It is possible to create a new dataset within the workspace by converting from a CSV file.
To convert a CSV to a dataset
From the Files tab, highlight a CSV file either from the blob or file store by selecting the row in the main window. Select the option "Convert to Dataset" in the side bar; a new tab will open in the workspace.
The New Dataset tab allows you to:
- Name the new dataset
- Specify whether the file includes a header row
- Select the delimiter for separating the file contents
- Set one or more qualifiers for text and null values (comma separated list)
- Set the file encoding
The tab will also show a summary of the expected outcome of the transformation, given the parameters set.
Check the data
The New Dataset tab allows you to preview the first 10 rows of their new dataset.
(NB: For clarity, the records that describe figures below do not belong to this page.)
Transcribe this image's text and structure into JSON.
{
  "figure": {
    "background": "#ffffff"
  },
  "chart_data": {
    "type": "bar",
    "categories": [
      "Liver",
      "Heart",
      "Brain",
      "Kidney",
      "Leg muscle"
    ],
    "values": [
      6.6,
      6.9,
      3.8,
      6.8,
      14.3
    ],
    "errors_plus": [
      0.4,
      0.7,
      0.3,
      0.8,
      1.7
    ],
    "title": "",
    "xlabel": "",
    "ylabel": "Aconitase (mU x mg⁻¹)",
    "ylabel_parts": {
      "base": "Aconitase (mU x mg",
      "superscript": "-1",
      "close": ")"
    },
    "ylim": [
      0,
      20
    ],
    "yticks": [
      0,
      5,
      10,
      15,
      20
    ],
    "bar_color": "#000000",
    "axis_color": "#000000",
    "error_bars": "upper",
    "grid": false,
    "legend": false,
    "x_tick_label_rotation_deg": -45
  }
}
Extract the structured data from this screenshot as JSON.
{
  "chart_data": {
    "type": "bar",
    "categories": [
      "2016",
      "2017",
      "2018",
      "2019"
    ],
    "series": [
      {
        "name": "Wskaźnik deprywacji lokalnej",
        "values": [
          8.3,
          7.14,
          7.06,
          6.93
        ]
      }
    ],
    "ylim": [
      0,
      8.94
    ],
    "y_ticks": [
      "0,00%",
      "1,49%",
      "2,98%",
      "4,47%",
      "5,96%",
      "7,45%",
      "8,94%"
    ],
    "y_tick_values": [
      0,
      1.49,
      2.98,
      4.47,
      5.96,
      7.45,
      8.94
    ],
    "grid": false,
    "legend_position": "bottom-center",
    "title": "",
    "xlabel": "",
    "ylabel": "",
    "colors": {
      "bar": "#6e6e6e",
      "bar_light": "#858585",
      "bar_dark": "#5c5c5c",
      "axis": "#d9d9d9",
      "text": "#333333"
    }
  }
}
It also lets you set the following values for their dataset:
- Type (dropdown list)
- For columns which are suitable, you can also select these as the primary key on the table
- You can also choose whether to add a column to their dataset or exclude it; this can be done by using the checkbox beside the column name
Workspaces not enforce a Primary Key on all tables which are created using this method.
By default, a new column is added to all tables in the New Dataset tab called id; this column is an index which is the default Primary Key for any new table.
The Primary Key can easily be changed at this stage by selecting another column which can qualify as a Primary Key (e.g. it is numerical and has no duplicate values in the first 10GB).
Note, if another column is selected as the Primary Key, the auto-generated index column is no longer added to the table.
When happy with the data preview, you can select the confirm button which closes the current tab and opens a new dataset preview tab.
New dataset is created
For larger datasets, you will see a progress bar in the Dataset preview. The dataset is not accessible as long as the progress bar is shown but you are able to add metadata to their dataset already.
Once the dataset is fully uploaded, you can access their data as normal. They are also able to manually add metadata to the dataset using the Add Metadata function.
Conversion and error report
For all File to Dataset conversions, a report is generated. This report is accessible from the Summary tab as well as from the activity tab of any successfully created datasets.
If the workspace could not create the dataset, a report is generated and shown in the summary tab under the activity. This report contains a list of the errors encountered while trying to create the dataset, including a reference to the line or character whenever possible.
To read the report, simply click on the link in the summary tab or activity of the dataset. The report will open in a new tab.
I can't find the 'convert to dataset' button
This action is only available for files ending in .csv (or .CSV). Make sure that you are trying to make a conversion from a CSV file.
My dataset is taking a long time to show up
Large datasets can take quite a few minutes to convert to be created, this is longer when you choose to exclude certain columns from their dataset or when multiple users are carrying out the action at once.